My first question on math stackexchange.
I have two numbers, $n$ and $m$. Their values will vary but I always know what they are and they're always positive integers (and multiples of 2, but that doesn't make much difference).
I want to find the smallest number both $n$ and $m$ will perfectly divide into.
E.g.$\begin{align*}n&=32\\m&=144\end{align*}$
Smallest number they will both divide into is $288$.
I can see how to work this out iteratively ($n*m$, then keep dividing by 2 until you find the first number they both won't divide into, the previous value is the desired value) but I can't see how to calculate it directly (and I need to).
For those who ae wondering what this is for, it's do with memory allocation on an ARM platform. I want to be cache line aligned and also exclusive reservation granuale aligned. There, that helped ;-)

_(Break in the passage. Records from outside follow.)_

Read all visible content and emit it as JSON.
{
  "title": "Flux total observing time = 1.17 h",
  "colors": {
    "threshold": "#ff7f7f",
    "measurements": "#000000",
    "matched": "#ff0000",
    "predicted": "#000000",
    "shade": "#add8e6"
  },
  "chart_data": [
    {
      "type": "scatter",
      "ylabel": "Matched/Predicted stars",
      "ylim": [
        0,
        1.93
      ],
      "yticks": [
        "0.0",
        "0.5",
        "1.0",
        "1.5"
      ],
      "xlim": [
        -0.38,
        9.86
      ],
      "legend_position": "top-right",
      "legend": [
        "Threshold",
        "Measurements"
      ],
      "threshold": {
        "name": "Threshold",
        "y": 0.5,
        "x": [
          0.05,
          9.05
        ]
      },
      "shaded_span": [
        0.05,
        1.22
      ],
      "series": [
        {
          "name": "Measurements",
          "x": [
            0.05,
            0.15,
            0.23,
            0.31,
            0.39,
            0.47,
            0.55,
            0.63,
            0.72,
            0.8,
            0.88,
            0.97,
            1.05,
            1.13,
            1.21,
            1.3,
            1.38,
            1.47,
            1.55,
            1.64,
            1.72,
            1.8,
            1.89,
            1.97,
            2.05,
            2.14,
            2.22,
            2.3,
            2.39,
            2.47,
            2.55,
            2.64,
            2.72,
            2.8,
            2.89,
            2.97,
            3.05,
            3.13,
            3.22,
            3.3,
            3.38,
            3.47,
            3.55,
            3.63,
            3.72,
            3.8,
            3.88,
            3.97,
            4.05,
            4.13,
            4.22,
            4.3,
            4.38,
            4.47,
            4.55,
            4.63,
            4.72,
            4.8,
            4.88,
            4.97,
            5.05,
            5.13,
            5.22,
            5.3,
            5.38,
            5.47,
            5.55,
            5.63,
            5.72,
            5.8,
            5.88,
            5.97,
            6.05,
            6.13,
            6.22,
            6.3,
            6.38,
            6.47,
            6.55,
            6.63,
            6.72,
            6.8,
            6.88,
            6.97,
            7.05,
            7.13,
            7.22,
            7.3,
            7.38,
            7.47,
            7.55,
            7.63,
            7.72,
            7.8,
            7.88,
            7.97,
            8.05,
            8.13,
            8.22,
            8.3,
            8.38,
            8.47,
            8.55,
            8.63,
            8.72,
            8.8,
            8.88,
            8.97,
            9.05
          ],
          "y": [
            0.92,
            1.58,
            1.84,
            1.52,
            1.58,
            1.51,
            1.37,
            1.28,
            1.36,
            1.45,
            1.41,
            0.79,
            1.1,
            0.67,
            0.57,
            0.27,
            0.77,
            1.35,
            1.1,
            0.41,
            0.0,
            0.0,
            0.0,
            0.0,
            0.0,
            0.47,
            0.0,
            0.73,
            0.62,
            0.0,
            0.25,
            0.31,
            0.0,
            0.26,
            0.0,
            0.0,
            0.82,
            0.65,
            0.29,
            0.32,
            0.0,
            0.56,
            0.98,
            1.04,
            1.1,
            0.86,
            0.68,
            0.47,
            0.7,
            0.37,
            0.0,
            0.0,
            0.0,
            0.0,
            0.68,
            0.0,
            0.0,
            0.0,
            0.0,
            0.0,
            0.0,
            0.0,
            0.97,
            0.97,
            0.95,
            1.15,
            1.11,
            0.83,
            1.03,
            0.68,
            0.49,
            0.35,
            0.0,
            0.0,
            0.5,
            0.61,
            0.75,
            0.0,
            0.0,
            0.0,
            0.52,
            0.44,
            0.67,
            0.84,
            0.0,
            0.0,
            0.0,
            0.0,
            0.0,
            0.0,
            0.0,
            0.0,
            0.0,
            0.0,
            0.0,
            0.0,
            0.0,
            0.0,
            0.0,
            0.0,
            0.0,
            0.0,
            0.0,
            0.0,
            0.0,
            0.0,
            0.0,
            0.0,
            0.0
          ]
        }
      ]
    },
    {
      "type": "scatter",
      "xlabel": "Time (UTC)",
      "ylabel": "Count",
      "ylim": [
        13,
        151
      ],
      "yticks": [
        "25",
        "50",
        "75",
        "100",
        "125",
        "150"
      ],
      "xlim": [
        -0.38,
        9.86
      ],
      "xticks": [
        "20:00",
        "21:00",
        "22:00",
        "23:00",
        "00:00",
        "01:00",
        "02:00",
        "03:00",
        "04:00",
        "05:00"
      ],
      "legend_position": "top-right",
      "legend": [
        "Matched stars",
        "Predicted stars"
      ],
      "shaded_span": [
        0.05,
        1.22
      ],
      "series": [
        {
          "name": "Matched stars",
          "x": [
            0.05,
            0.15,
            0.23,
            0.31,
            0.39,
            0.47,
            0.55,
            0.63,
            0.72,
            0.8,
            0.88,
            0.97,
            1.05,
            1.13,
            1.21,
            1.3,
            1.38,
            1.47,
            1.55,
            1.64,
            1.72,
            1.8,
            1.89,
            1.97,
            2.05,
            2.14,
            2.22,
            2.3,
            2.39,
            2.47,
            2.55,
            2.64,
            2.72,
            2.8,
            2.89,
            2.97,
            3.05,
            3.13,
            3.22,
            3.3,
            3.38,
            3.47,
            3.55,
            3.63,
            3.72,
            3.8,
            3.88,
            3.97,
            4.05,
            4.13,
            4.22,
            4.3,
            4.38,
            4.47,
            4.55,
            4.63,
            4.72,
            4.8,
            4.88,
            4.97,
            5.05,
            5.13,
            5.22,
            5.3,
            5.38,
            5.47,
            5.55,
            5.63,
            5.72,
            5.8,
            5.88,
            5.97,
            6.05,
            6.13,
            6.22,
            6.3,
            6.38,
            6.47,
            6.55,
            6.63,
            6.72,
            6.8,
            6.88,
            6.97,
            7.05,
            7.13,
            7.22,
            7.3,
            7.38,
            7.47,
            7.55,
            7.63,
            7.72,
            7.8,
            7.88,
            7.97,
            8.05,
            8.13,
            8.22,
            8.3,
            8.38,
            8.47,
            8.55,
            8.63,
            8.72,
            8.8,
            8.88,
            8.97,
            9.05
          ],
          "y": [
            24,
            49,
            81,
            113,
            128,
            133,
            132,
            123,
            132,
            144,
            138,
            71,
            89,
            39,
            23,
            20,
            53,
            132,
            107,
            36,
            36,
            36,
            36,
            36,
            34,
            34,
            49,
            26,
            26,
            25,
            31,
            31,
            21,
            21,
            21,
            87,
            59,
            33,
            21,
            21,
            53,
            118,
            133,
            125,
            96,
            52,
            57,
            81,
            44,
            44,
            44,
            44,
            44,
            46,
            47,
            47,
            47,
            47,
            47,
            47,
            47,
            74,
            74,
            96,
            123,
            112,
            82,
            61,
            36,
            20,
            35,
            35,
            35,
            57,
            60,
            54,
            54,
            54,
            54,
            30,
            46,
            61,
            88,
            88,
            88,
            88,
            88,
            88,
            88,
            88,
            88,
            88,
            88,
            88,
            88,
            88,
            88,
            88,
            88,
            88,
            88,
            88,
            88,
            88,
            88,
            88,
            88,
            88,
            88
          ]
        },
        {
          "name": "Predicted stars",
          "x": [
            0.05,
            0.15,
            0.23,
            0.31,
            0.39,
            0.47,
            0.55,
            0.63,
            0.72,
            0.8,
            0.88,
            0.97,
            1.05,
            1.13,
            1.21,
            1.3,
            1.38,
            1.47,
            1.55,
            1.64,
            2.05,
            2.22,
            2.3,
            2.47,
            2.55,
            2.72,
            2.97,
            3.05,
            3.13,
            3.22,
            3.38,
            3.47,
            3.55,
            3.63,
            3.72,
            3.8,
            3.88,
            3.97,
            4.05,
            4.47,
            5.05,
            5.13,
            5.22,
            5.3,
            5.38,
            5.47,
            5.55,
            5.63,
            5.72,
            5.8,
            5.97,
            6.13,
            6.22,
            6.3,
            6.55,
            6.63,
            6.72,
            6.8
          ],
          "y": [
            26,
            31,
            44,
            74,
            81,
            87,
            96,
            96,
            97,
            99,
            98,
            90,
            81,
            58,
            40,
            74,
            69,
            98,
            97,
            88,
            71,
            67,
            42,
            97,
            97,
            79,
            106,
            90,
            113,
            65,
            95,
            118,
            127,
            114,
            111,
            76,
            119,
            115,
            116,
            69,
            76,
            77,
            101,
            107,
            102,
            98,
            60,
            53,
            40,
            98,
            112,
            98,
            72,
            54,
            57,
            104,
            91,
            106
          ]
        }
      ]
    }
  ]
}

So if the cache line width is 32 bytes and the ERG is 144 bytes, I want to allocate with alignment on 288 bytes.
What it amounts to is this; $nx - my = 0$
Except that defines many values and I want the smallest value of $nx$ and $my$ where this is true. $\begin{align*} nx &= my\\ \frac{nx}{ my} &= 1\\ \left(\frac{n}{m}\right)\left(\frac{x}{y}\right) &= 1 \end{align*}$ I know $n$ and $m$, so $\frac{n}{m} = c$ $\frac{x}{y}=c$
And I see that somewhere I need to find more information because what I have can't solve the question. I can't see how to quantify my wish for the smallest values into the equation.